Massimo Imparato, Dean of the School of Architecture and Interior Design at Canadian University Dubai, says that framing speed and quality as opposing forces misses the point.

“High-quality architecture has always relied on efficient processes that allow designers to focus their intellectual and creative efforts where they matter most,” he says.

Viewed this way, AI is less a replacement for designers than a force multiplier. By automating repetitive analysis and generating multiple design options, it frees architects and planners to concentrate on the decisions that require creativity, judgment, and empathy.

“It is misleading to consider speed as the enemy of quality,” Imparato says. “Efficiency should not replace design judgment; it should enable it.”

CULTURE SHOULD SHAPE DECISIONS

In the Gulf, traditional architecture changed over centuries to fit the climate, materials, and community life. Courtyard houses, shaded walkways, and cooling methods were not just for looks; they showed a deep understanding of how people lived in their surroundings.

Can AI learn from those principles?

Imparato believes it can, but only if designers resist the temptation to confuse learning with imitation.

“AI can certainly learn the characteristics of traditional Emirati architecture by analyzing historical examples, climatic data, construction methods, and spatial patterns,” he says. “The real challenge is not to reproduce the past, but to reinterpret its underlying principles so they remain meaningful and effective in contemporary and future contexts.”

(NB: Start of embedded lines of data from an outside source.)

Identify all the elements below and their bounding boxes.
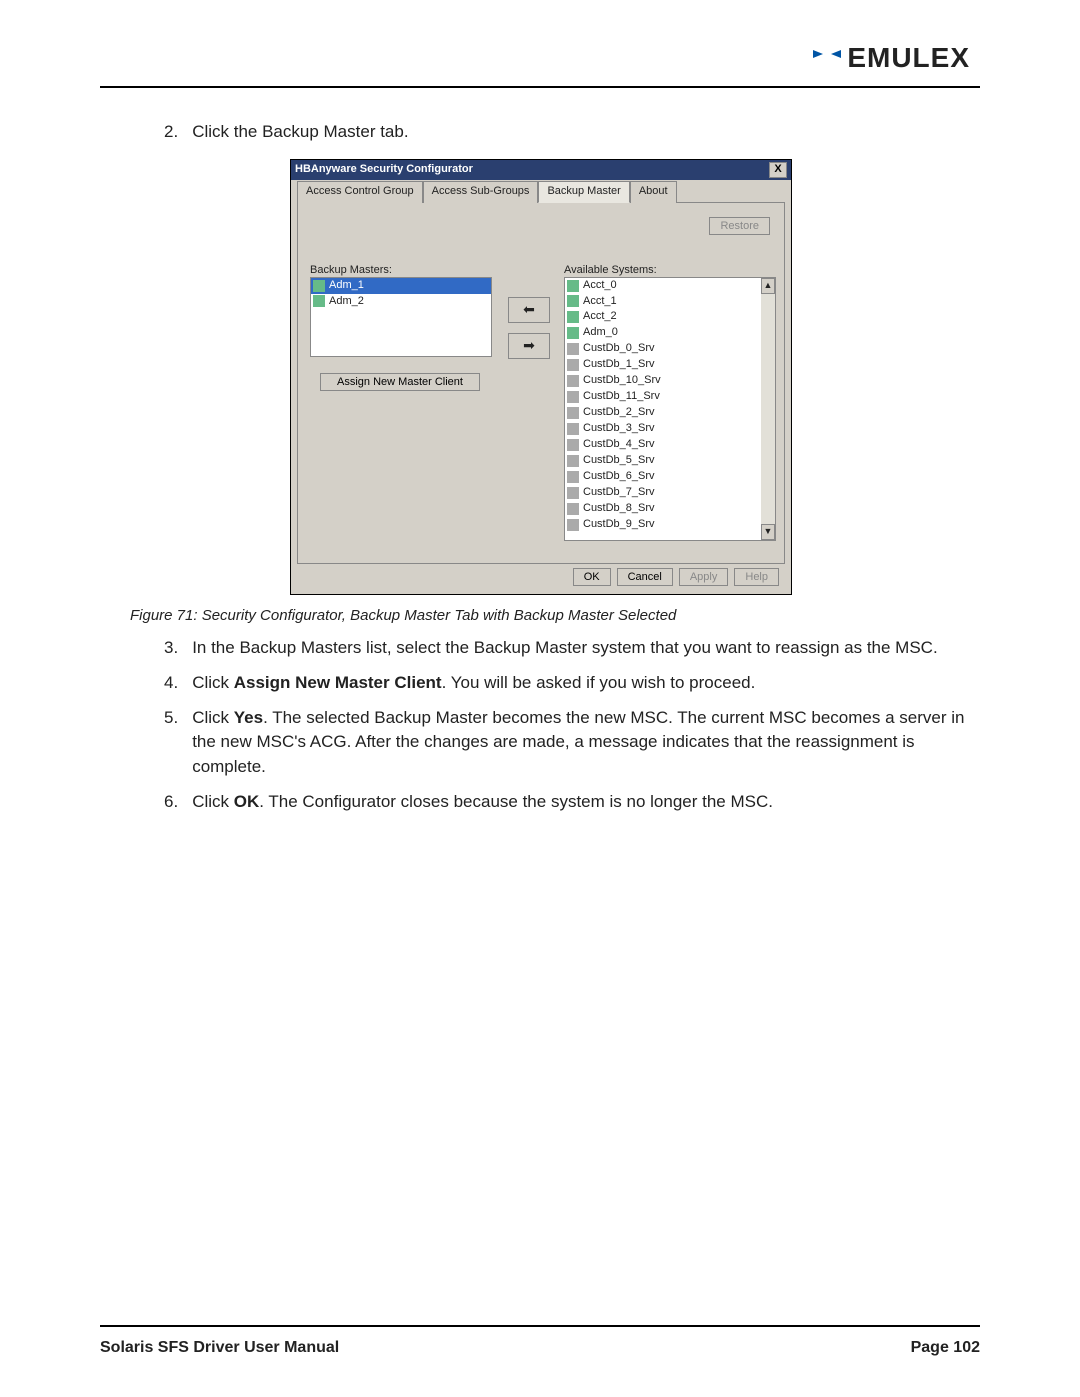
step-6-text: Click OK. The Configurator closes becaus…: [192, 790, 773, 815]
dialog-titlebar: HBAnyware Security Configurator X: [291, 160, 791, 180]
step-4-num: 4.: [164, 671, 178, 696]
available-system-item[interactable]: CustDb_0_Srv: [565, 341, 761, 357]
backup-master-item[interactable]: Adm_1: [311, 278, 491, 294]
server-icon: [567, 423, 579, 435]
available-system-item[interactable]: Acct_0: [565, 278, 761, 294]
footer-page-number: Page 102: [911, 1339, 980, 1357]
tab-access-control-group[interactable]: Access Control Group: [297, 181, 423, 203]
brand-logo: EMULEX: [813, 42, 970, 74]
computer-icon: [313, 280, 325, 292]
available-system-item[interactable]: CustDb_3_Srv: [565, 421, 761, 437]
available-system-item[interactable]: CustDb_4_Srv: [565, 437, 761, 453]
figure-caption: Figure 71: Security Configurator, Backup…: [130, 605, 980, 627]
step-5: 5. Click Yes. The selected Backup Master…: [164, 706, 980, 780]
computer-icon: [567, 311, 579, 323]
server-icon: [567, 343, 579, 355]
available-system-item[interactable]: CustDb_7_Srv: [565, 485, 761, 501]
available-system-item[interactable]: Acct_2: [565, 309, 761, 325]
tab-strip: Access Control Group Access Sub-Groups B…: [297, 180, 785, 203]
tab-pane: Restore Backup Masters: Adm_1Adm_2 Assig…: [297, 203, 785, 564]
scroll-up-icon[interactable]: ▲: [761, 278, 775, 294]
computer-icon: [313, 295, 325, 307]
header-rule: [100, 86, 980, 88]
logo-mark-icon: [813, 47, 841, 69]
server-icon: [567, 375, 579, 387]
footer-manual-title: Solaris SFS Driver User Manual: [100, 1339, 339, 1357]
step-2-text: Click the Backup Master tab.: [192, 120, 408, 145]
server-icon: [567, 487, 579, 499]
server-icon: [567, 503, 579, 515]
available-system-item[interactable]: CustDb_2_Srv: [565, 405, 761, 421]
dialog-title: HBAnyware Security Configurator: [295, 162, 473, 178]
brand-text: EMULEX: [847, 42, 970, 74]
cancel-button[interactable]: Cancel: [617, 568, 673, 586]
page-footer: Solaris SFS Driver User Manual Page 102: [100, 1339, 980, 1357]
arrow-left-icon: ⬅: [523, 299, 535, 319]
help-button[interactable]: Help: [734, 568, 779, 586]
server-icon: [567, 359, 579, 371]
backup-masters-list[interactable]: Adm_1Adm_2: [310, 277, 492, 357]
tab-backup-master[interactable]: Backup Master: [538, 181, 629, 203]
server-icon: [567, 471, 579, 483]
close-icon[interactable]: X: [769, 162, 787, 178]
backup-master-item[interactable]: Adm_2: [311, 294, 491, 310]
computer-icon: [567, 327, 579, 339]
step-2: 2. Click the Backup Master tab.: [164, 120, 980, 145]
available-system-item[interactable]: CustDb_9_Srv: [565, 517, 761, 533]
server-icon: [567, 439, 579, 451]
step-6-num: 6.: [164, 790, 178, 815]
step-2-num: 2.: [164, 120, 178, 145]
computer-icon: [567, 295, 579, 307]
move-left-button[interactable]: ⬅: [508, 297, 550, 323]
available-systems-list[interactable]: Acct_0Acct_1Acct_2Adm_0CustDb_0_SrvCustD…: [564, 277, 776, 541]
step-4-text: Click Assign New Master Client. You will…: [192, 671, 755, 696]
dialog-window: HBAnyware Security Configurator X Access…: [290, 159, 792, 595]
step-3-text: In the Backup Masters list, select the B…: [192, 636, 938, 661]
restore-button[interactable]: Restore: [709, 217, 770, 235]
assign-new-master-client-button[interactable]: Assign New Master Client: [320, 373, 480, 391]
apply-button[interactable]: Apply: [679, 568, 729, 586]
footer-rule: [100, 1325, 980, 1327]
available-system-item[interactable]: CustDb_8_Srv: [565, 501, 761, 517]
dialog-button-row: OK Cancel Apply Help: [297, 564, 785, 590]
available-system-item[interactable]: Acct_1: [565, 294, 761, 310]
server-icon: [567, 407, 579, 419]
tab-about[interactable]: About: [630, 181, 677, 203]
step-4: 4. Click Assign New Master Client. You w…: [164, 671, 980, 696]
server-icon: [567, 455, 579, 467]
ok-button[interactable]: OK: [573, 568, 611, 586]
step-3-num: 3.: [164, 636, 178, 661]
available-system-item[interactable]: CustDb_11_Srv: [565, 389, 761, 405]
server-icon: [567, 519, 579, 531]
step-3: 3. In the Backup Masters list, select th…: [164, 636, 980, 661]
tab-access-sub-groups[interactable]: Access Sub-Groups: [423, 181, 539, 203]
scroll-down-icon[interactable]: ▼: [761, 524, 775, 540]
step-5-text: Click Yes. The selected Backup Master be…: [192, 706, 980, 780]
step-5-num: 5.: [164, 706, 178, 780]
arrow-right-icon: ➡: [523, 335, 535, 355]
server-icon: [567, 391, 579, 403]
available-system-item[interactable]: CustDb_6_Srv: [565, 469, 761, 485]
available-system-item[interactable]: CustDb_10_Srv: [565, 373, 761, 389]
move-right-button[interactable]: ➡: [508, 333, 550, 359]
scrollbar[interactable]: ▲ ▼: [761, 278, 775, 540]
available-system-item[interactable]: CustDb_5_Srv: [565, 453, 761, 469]
available-system-item[interactable]: CustDb_1_Srv: [565, 357, 761, 373]
available-system-item[interactable]: Adm_0: [565, 325, 761, 341]
computer-icon: [567, 280, 579, 292]
step-6: 6. Click OK. The Configurator closes bec…: [164, 790, 980, 815]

Alkhayat says that cultural identity should be included from the start, not just added as decoration after planning is finished.

“Culture shouldn’t be treated as a visual style applied at the end of a project,” she says. “It should shape the decisions that define how people live, gather, and experience a place from the very beginning.”

WHY DIGITAL TWINS CANNOT REPLACE REALITY

Dubai has created an AI-powered virtual version of the city that includes over 195,000 buildings, 280,000 pieces of infrastructure, and 330,000 public facilities. The Dubai Digital Twin Platform will help government agencies test future plans, improve city planning, manage infrastructure more efficiently, and make quicker, data-driven decisions.

But this brings up another question: can digital models ever really take the place of testing things in the real world?

Imparato believes they should not.

Digital twins are great at measuring things that can be counted. They can accurately simulate how infrastructure works, what the environment is like, and how resources are used. But in the end, cities are shaped by something much less predictable: people.

How residents move through a neighborhood, adapt public spaces, or create new patterns of social interaction cannot always be anticipated by an algorithm.

That is why Imparato sees digital simulations and real-world experiments as approaches that work best together, not against each other.

“Tactical urbanism provides an excellent example,” he says, referring to temporary interventions that allow planners to test ideas before making permanent investments.

Imparato says future architects will need to “combine design thinking with computational thinking, programming logic, data literacy, systems thinking and the ability to collaborate with intelligent digital tools.”

Dubai’s decision to use generative AI in city planning is more than just a tech upgrade. It shows how cities are changing, moving from fixed plans to systems that can keep learning, adapting, and responding to change.

This ability could change how cities grow, not just in the Gulf, but everywhere.